Machine learning methods for precision agriculture with UAV imagery: A review

Tej Bahadur Shahi, Cheng Yuan Xu, Arjun Neupane, William Guo

Research output: Contribution to journalArticlepeer-review

25 Citations (Scopus)
368 Downloads (Pure)

Abstract

Because of the recent development in advanced sensors, data acquisition platforms, and data analysis methods, unmanned aerial vehicle (UAV) or drone-based remote sensing has gained significant attention from precision agriculture (PA) researchers. The massive amount of raw data collected from such sensing platforms demands large-scale data processing algorithms such as machine learning and deep learning methods. Therefore, it is timely to provide a detailed survey that assimilates, categorises, and compares the performance of various machine learning and deep learning methods for PA. This paper summarises and synthesises the recent works using a general pipeline of UAV-based remote sensing for precision agriculture research.
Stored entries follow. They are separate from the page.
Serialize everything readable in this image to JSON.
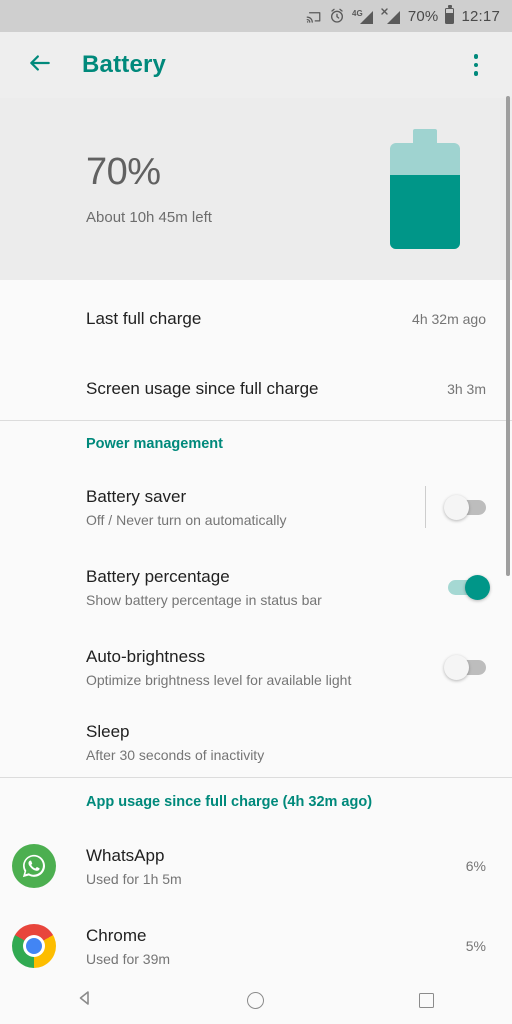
{
  "statusbar": {
    "icons": [
      "cast-icon",
      "alarm-icon",
      "signal-4g-icon",
      "signal-no-service-icon"
    ],
    "network_label": "4G",
    "battery_percent": "70%",
    "time": "12:17"
  },
  "toolbar": {
    "back_icon": "back-arrow-icon",
    "title": "Battery",
    "overflow_icon": "overflow-menu-icon",
    "accent_color": "#00897b"
  },
  "summary": {
    "percent": "70%",
    "remaining": "About 10h 45m left",
    "battery_level": 70,
    "fill_color": "#009688",
    "empty_color": "#9fd3d0"
  },
  "info_rows": [
    {
      "title": "Last full charge",
      "value": "4h 32m ago"
    },
    {
      "title": "Screen usage since full charge",
      "value": "3h 3m"
    }
  ],
  "power_management": {
    "header": "Power management",
    "items": [
      {
        "title": "Battery saver",
        "subtitle": "Off / Never turn on automatically",
        "toggle": "off",
        "has_toggle": true,
        "has_divider": true
      },
      {
        "title": "Battery percentage",
        "subtitle": "Show battery percentage in status bar",
        "toggle": "on",
        "has_toggle": true,
        "has_divider": false
      },
      {
        "title": "Auto-brightness",
        "subtitle": "Optimize brightness level for available light",
        "toggle": "off",
        "has_toggle": true,
        "has_divider": false
      },
      {
        "title": "Sleep",
        "subtitle": "After 30 seconds of inactivity",
        "toggle": "",
        "has_toggle": false,
        "has_divider": false
      }
    ]
  },
  "app_usage": {
    "header": "App usage since full charge (4h 32m ago)",
    "apps": [
      {
        "name": "WhatsApp",
        "usage": "Used for 1h 5m",
        "percent": "6%",
        "icon": "whatsapp-icon"
      },
      {
        "name": "Chrome",
        "usage": "Used for 39m",
        "percent": "5%",
        "icon": "chrome-icon"
      }
    ]
  },
  "navbar": {
    "back": "nav-back-icon",
    "home": "nav-home-icon",
    "recents": "nav-recents-icon"
  }
}
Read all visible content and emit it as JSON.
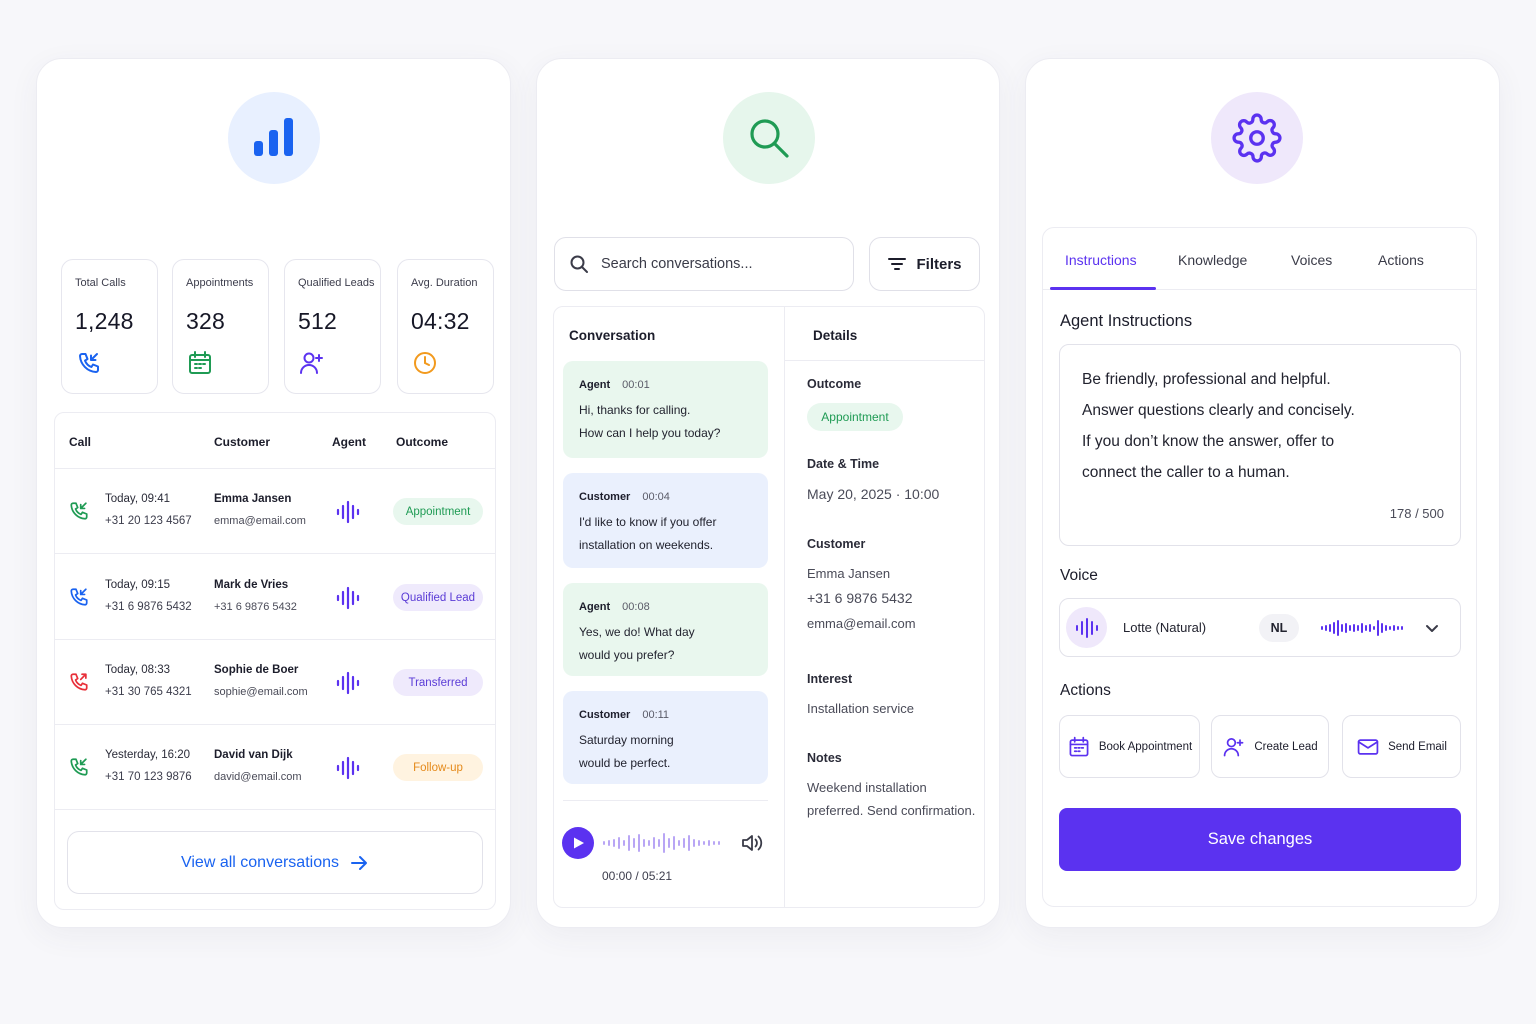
{
  "colors": {
    "blue": "#1a63f0",
    "green": "#1f9b54",
    "red": "#e8303a",
    "purple": "#5b32f0",
    "orange": "#f29a1e"
  },
  "analytics": {
    "icon": "bar-chart-icon",
    "stats": [
      {
        "label": "Total Calls",
        "value": "1,248",
        "icon": "phone-incoming-icon"
      },
      {
        "label": "Appointments",
        "value": "328",
        "icon": "calendar-icon"
      },
      {
        "label": "Qualified Leads",
        "value": "512",
        "icon": "user-plus-icon"
      },
      {
        "label": "Avg. Duration",
        "value": "04:32",
        "icon": "clock-icon"
      }
    ],
    "table": {
      "headers": {
        "call": "Call",
        "customer": "Customer",
        "agent": "Agent",
        "outcome": "Outcome"
      },
      "rows": [
        {
          "time": "Today, 09:41",
          "phone": "+31 20 123 4567",
          "name": "Emma Jansen",
          "email": "emma@email.com",
          "outcome": "Appointment",
          "status": "incoming-green"
        },
        {
          "time": "Today, 09:15",
          "phone": "+31 6 9876 5432",
          "name": "Mark de Vries",
          "email": "+31 6 9876 5432",
          "outcome": "Qualified Lead",
          "status": "incoming-blue"
        },
        {
          "time": "Today, 08:33",
          "phone": "+31 30 765 4321",
          "name": "Sophie de Boer",
          "email": "sophie@email.com",
          "outcome": "Transferred",
          "status": "outgoing-red"
        },
        {
          "time": "Yesterday, 16:20",
          "phone": "+31 70 123 9876",
          "name": "David van Dijk",
          "email": "david@email.com",
          "outcome": "Follow-up",
          "status": "incoming-green"
        }
      ]
    },
    "view_all": "View all conversations"
  },
  "conversations": {
    "icon": "search-icon",
    "search_placeholder": "Search conversations...",
    "filters_label": "Filters",
    "conversation_header": "Conversation",
    "messages": [
      {
        "who": "Agent",
        "time": "00:01",
        "lines": [
          "Hi, thanks for calling.",
          "How can I help you today?"
        ]
      },
      {
        "who": "Customer",
        "time": "00:04",
        "lines": [
          "I'd like to know if you offer",
          "installation on weekends."
        ]
      },
      {
        "who": "Agent",
        "time": "00:08",
        "lines": [
          "Yes, we do! What day",
          "would you prefer?"
        ]
      },
      {
        "who": "Customer",
        "time": "00:11",
        "lines": [
          "Saturday morning",
          "would be perfect."
        ]
      }
    ],
    "audio_time": "00:00 / 05:21",
    "details": {
      "header": "Details",
      "outcome_label": "Outcome",
      "outcome": "Appointment",
      "datetime_label": "Date & Time",
      "datetime": "May 20, 2025 · 10:00",
      "customer_label": "Customer",
      "customer_name": "Emma Jansen",
      "customer_phone": "+31 6 9876 5432",
      "customer_email": "emma@email.com",
      "interest_label": "Interest",
      "interest": "Installation service",
      "notes_label": "Notes",
      "notes_1": "Weekend installation",
      "notes_2": "preferred. Send confirmation."
    }
  },
  "settings": {
    "icon": "gear-icon",
    "tabs": [
      "Instructions",
      "Knowledge",
      "Voices",
      "Actions"
    ],
    "active_tab": "Instructions",
    "instructions_title": "Agent Instructions",
    "instructions": [
      "Be friendly, professional and helpful.",
      "Answer questions clearly and concisely.",
      "If you don’t know the answer, offer to",
      "connect the caller to a human."
    ],
    "char_count": "178 / 500",
    "voice_title": "Voice",
    "voice_name": "Lotte (Natural)",
    "voice_lang": "NL",
    "actions_title": "Actions",
    "actions": [
      {
        "label": "Book Appointment",
        "icon": "calendar-icon"
      },
      {
        "label": "Create Lead",
        "icon": "user-plus-icon"
      },
      {
        "label": "Send Email",
        "icon": "mail-icon"
      }
    ],
    "save_label": "Save changes"
  }
}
We classify the different features extracted from UAV imagery for various agriculture applications, showing the importance of each feature for the performance of the crop model and demonstrating how the multiple feature fusion can improve the models’ performance. In addition, we compare and contrast the performances of various machine learning and deep learning models for three important crop trait estimations: yield estimation, disease detection and crop classification. Furthermore, the recent trends in applications of UAVs for PA are briefly discussed in terms of their importance, and opportunities.

Original languageEnglish
Pages (from-to)4277-4317
Number of pages41
JournalElectronic Research Archive
Volume30
Issue number12
DOIs
Publication statusPublished - 2022
Externally publishedYes

Bibliographical note

Funding Information:
The authors would like to acknowledge the Research Training Program (RTP) scholarship funded by the Australian Government and the support and resources provided by CQUniversity. There was no additional external funding received for this study.

Publisher Copyright:
© 2022 the Author(s), licensee AIMS Press. This is an open access article distributed under the terms of the Creative Commons Attribution License (http://creativecommons.org/licenses/by/4.0)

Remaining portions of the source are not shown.